Les murs de contrescarpe et en général tous les murs terrassés risquant d’être atteints par les projectiles doivent être protégés du côté exposé par un matelas de grosse rocaille de 3 à 4 mètres d’épaisseur. Les projectiles ne peuvent traverser ce matelas qui provoque leur éclatement et facilite l’expansion des gaz dans ses vides intérieurs.
Le béton armé
En 1897, on adopte un béton spécial dans l’intérieur duquel sont noyées des couches horizontales de barreaux en acier doux à section circulaire de 1cm de diamètre. Les couches sont à 15 ou 20 cm l’une de l’autre. Chacune d’elles est formée d’un quadrillage de 10cm environ de côté.

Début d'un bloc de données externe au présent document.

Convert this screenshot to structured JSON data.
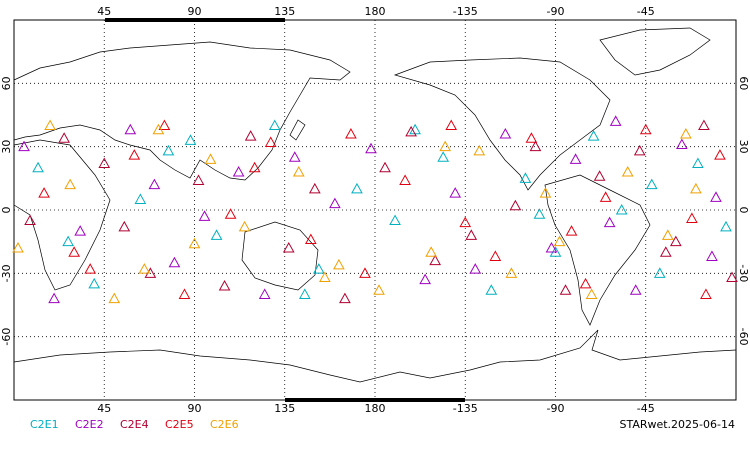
{
  "chart_data": {
    "type": "scatter",
    "title": "STARwet.2025-06-14",
    "xlim": [
      0,
      360
    ],
    "ylim": [
      -90,
      90
    ],
    "xticks": [
      45,
      90,
      135,
      180,
      {
        "value": 225,
        "label": "-135"
      },
      {
        "value": 270,
        "label": "-90"
      },
      {
        "value": 315,
        "label": "-45"
      }
    ],
    "yticks": [
      -60,
      -30,
      0,
      30,
      60
    ],
    "grid": true,
    "series": [
      {
        "name": "C2E1",
        "color": "#00b0c0",
        "x": [
          12,
          40,
          63,
          88,
          101,
          130,
          152,
          171,
          190,
          214,
          238,
          255,
          270,
          289,
          303,
          322,
          341,
          355,
          27,
          77,
          145,
          200,
          262,
          318
        ],
        "values": [
          20,
          -35,
          5,
          33,
          -12,
          40,
          -28,
          10,
          -5,
          25,
          -38,
          15,
          -20,
          35,
          0,
          -30,
          22,
          -8,
          -15,
          28,
          -40,
          38,
          -2,
          12
        ]
      },
      {
        "name": "C2E2",
        "color": "#a000c0",
        "x": [
          5,
          33,
          58,
          80,
          112,
          125,
          160,
          178,
          205,
          220,
          245,
          268,
          280,
          297,
          310,
          333,
          348,
          20,
          70,
          95,
          140,
          230,
          300,
          350
        ],
        "values": [
          30,
          -10,
          38,
          -25,
          18,
          -40,
          3,
          29,
          -33,
          8,
          36,
          -18,
          24,
          -6,
          -38,
          31,
          -22,
          -42,
          12,
          -3,
          25,
          -28,
          42,
          6
        ]
      },
      {
        "name": "C2E4",
        "color": "#b00030",
        "x": [
          8,
          45,
          68,
          92,
          118,
          137,
          165,
          185,
          198,
          228,
          250,
          275,
          292,
          312,
          330,
          344,
          358,
          25,
          55,
          105,
          150,
          210,
          260,
          325
        ],
        "values": [
          -5,
          22,
          -30,
          14,
          35,
          -18,
          -42,
          20,
          37,
          -12,
          2,
          -38,
          16,
          28,
          -15,
          40,
          -32,
          34,
          -8,
          -36,
          10,
          -24,
          30,
          -20
        ]
      },
      {
        "name": "C2E5",
        "color": "#e00010",
        "x": [
          15,
          38,
          60,
          85,
          108,
          128,
          148,
          175,
          195,
          218,
          240,
          258,
          278,
          295,
          315,
          338,
          352,
          30,
          75,
          120,
          168,
          225,
          285,
          345
        ],
        "values": [
          8,
          -28,
          26,
          -40,
          -2,
          32,
          -14,
          -30,
          14,
          40,
          -22,
          34,
          -10,
          6,
          38,
          -4,
          26,
          -20,
          40,
          20,
          36,
          -6,
          -35,
          -40
        ]
      },
      {
        "name": "C2E6",
        "color": "#f0a000",
        "x": [
          2,
          28,
          50,
          72,
          98,
          115,
          142,
          162,
          182,
          208,
          232,
          248,
          265,
          288,
          306,
          326,
          340,
          18,
          65,
          90,
          155,
          215,
          272,
          335
        ],
        "values": [
          -18,
          12,
          -42,
          38,
          24,
          -8,
          18,
          -26,
          -38,
          -20,
          28,
          -30,
          8,
          -40,
          18,
          -12,
          10,
          40,
          -28,
          -16,
          -32,
          30,
          -15,
          36
        ]
      }
    ]
  }
}
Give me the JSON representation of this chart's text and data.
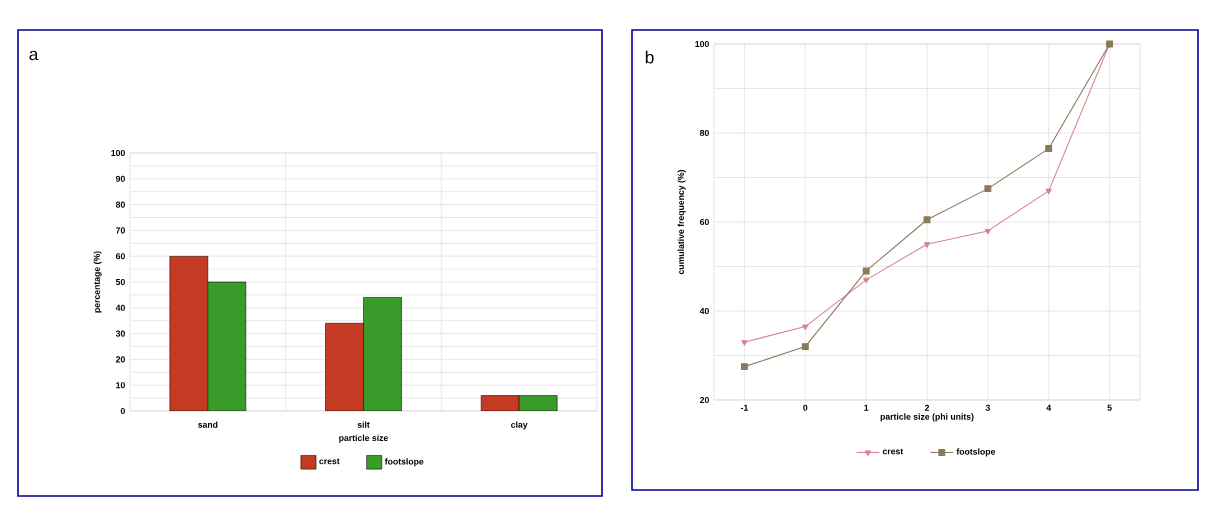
{
  "chart_data": [
    {
      "type": "bar",
      "title": "a",
      "categories": [
        "sand",
        "silt",
        "clay"
      ],
      "xlabel": "particle size",
      "ylabel": "percentage (%)",
      "series": [
        {
          "name": "crest",
          "color": "#c43a22",
          "values": [
            60,
            34,
            6
          ]
        },
        {
          "name": "footslope",
          "color": "#3a9a2a",
          "values": [
            50,
            44,
            6
          ]
        }
      ],
      "ylim": [
        0,
        100
      ],
      "yticks": [
        0,
        10,
        20,
        30,
        40,
        50,
        60,
        70,
        80,
        90,
        100
      ],
      "grid": true,
      "legend": "bottom"
    },
    {
      "type": "line",
      "title": "b",
      "x": [
        -1,
        0,
        1,
        2,
        3,
        4,
        5
      ],
      "xlabel": "particle size (phi units)",
      "ylabel": "cumulative frequency (%)",
      "series": [
        {
          "name": "crest",
          "color": "#d8809a",
          "marker": "triangle",
          "values": [
            33,
            36.5,
            47,
            55,
            58,
            67,
            100
          ]
        },
        {
          "name": "footslope",
          "color": "#8a7a5a",
          "marker": "square",
          "values": [
            27.5,
            32,
            49,
            60.5,
            67.5,
            76.5,
            100
          ]
        }
      ],
      "xlim": [
        -1.5,
        5.5
      ],
      "xticks": [
        -1,
        0,
        1,
        2,
        3,
        4,
        5
      ],
      "ylim": [
        20,
        100
      ],
      "yticks": [
        20,
        40,
        60,
        80,
        100
      ],
      "grid": true,
      "legend": "bottom"
    }
  ]
}
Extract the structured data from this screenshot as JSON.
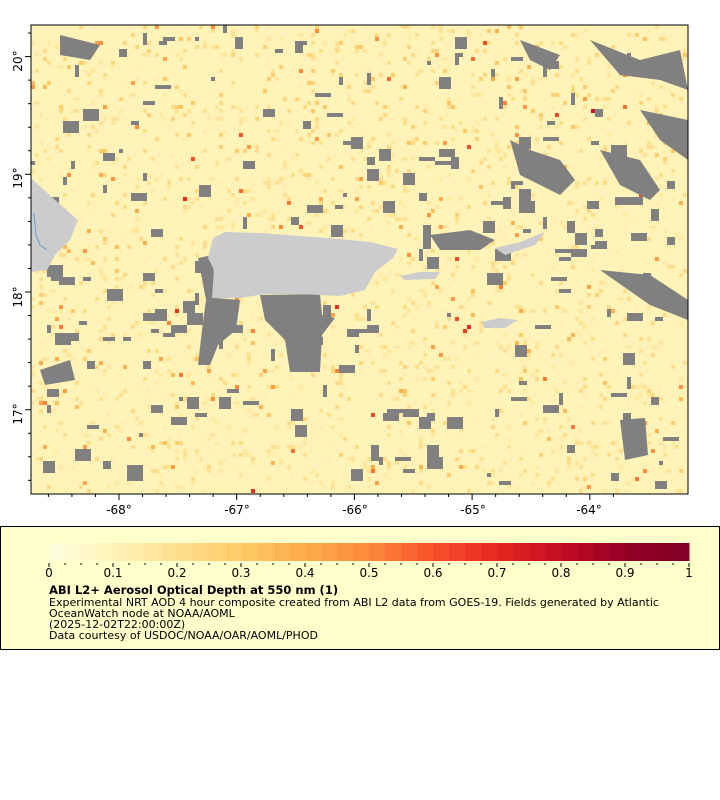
{
  "map": {
    "lat_ticks": [
      "17°",
      "18°",
      "19°",
      "20°"
    ],
    "lon_ticks": [
      "-68°",
      "-67°",
      "-66°",
      "-65°",
      "-64°"
    ],
    "colors": {
      "ocean_low": "#fff3b8",
      "land": "#cccccc",
      "cloud_nodata": "#808080",
      "river": "#6a9ed8"
    }
  },
  "legend": {
    "colorbar_ticks": [
      "0",
      "0.1",
      "0.2",
      "0.3",
      "0.4",
      "0.5",
      "0.6",
      "0.7",
      "0.8",
      "0.9",
      "1"
    ],
    "colorbar_range": [
      0,
      1
    ],
    "colormap_stops": [
      "#ffffe0",
      "#fff3b8",
      "#fee08f",
      "#fec966",
      "#fdab4b",
      "#fc8a3c",
      "#f8512b",
      "#e4281f",
      "#c40c24",
      "#960026",
      "#800026"
    ],
    "title": "ABI L2+ Aerosol Optical Depth at 550 nm (1)",
    "description_line1": "Experimental NRT AOD 4 hour composite created from ABI L2 data from GOES-19. Fields generated by Atlantic",
    "description_line2": "OceanWatch node at NOAA/AOML",
    "time": "(2025-12-02T22:00:00Z)",
    "credit": "Data courtesy of USDOC/NOAA/OAR/AOML/PHOD"
  }
}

Ce béton présente une certaine élasticité que ne possède pas le précédent. Il ne se fissure pas sous le choc des projectiles à grande puissance explosive. Les effets obtenus ne s’ajoutent pas, ils sont absolument localisés. Il n’y a plus à craindre la séparation de gros ménisques à l’intérieur.

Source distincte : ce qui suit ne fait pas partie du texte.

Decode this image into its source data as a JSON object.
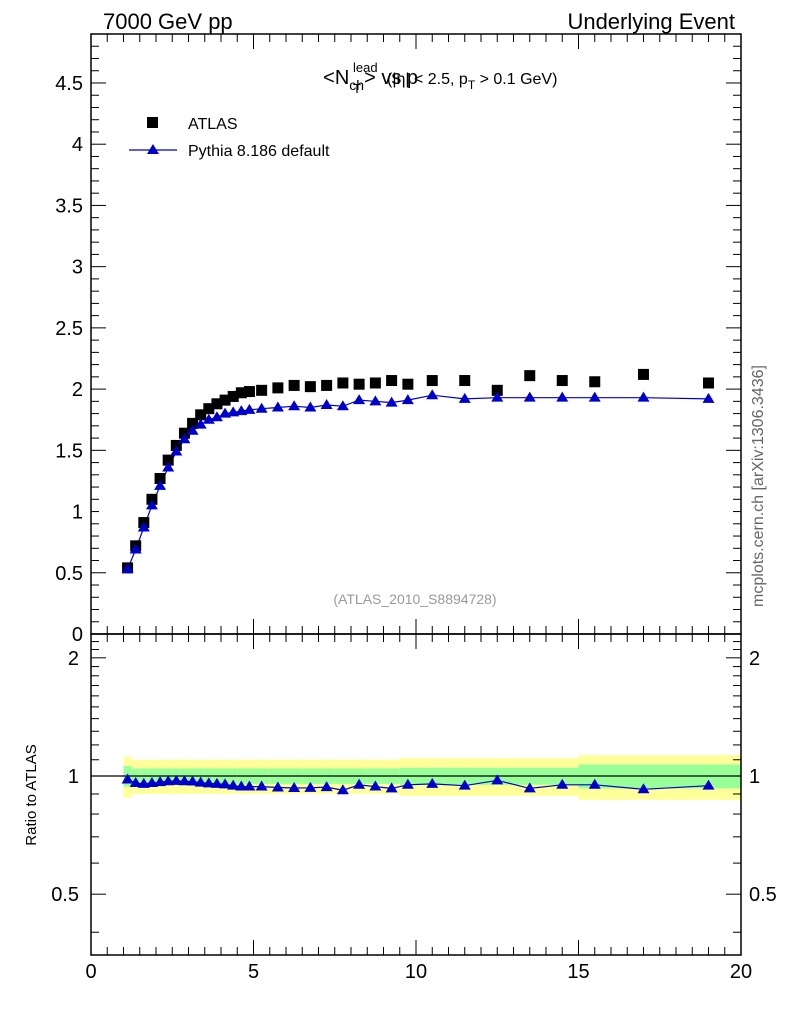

Le béton armé, sous une épaisseur de 1m80, permet l’emploi de voûtes surbaissées au 1/10 pour des portées de 6m. Les voûtes peuvent être remplacées par des dalles pour des portées inférieures à 3m. L’épaisseur ne doit jamais descendre au-dessous de 1,2 m.
Le roc franc
Au cours de la première série d’expériences, on a constaté que 5 mètres d’épaisseur de roc vierge donnaient une protection aussi grande que 2,50 de béton spécial ou 1,80 de béton armé. Pour obtenir la même protection sous la terre ordinaire, il fallait un massif de 10 à 12 mètres d’épaisseur au moins. Certains ouvrages où la configuration du terrain le permettra seront construits sous roc pour des raisons économiques.
Ces différentes améliorations très coûteuses paralysent l’ouvrage pendant les travaux. Elles ne seront pas installées sur tout le système. Seuls les ouvrages prioritaires de première catégorie, certains ouvrages côtiers et quelques forts dans les Alpes bénéficieront de ces renforcements.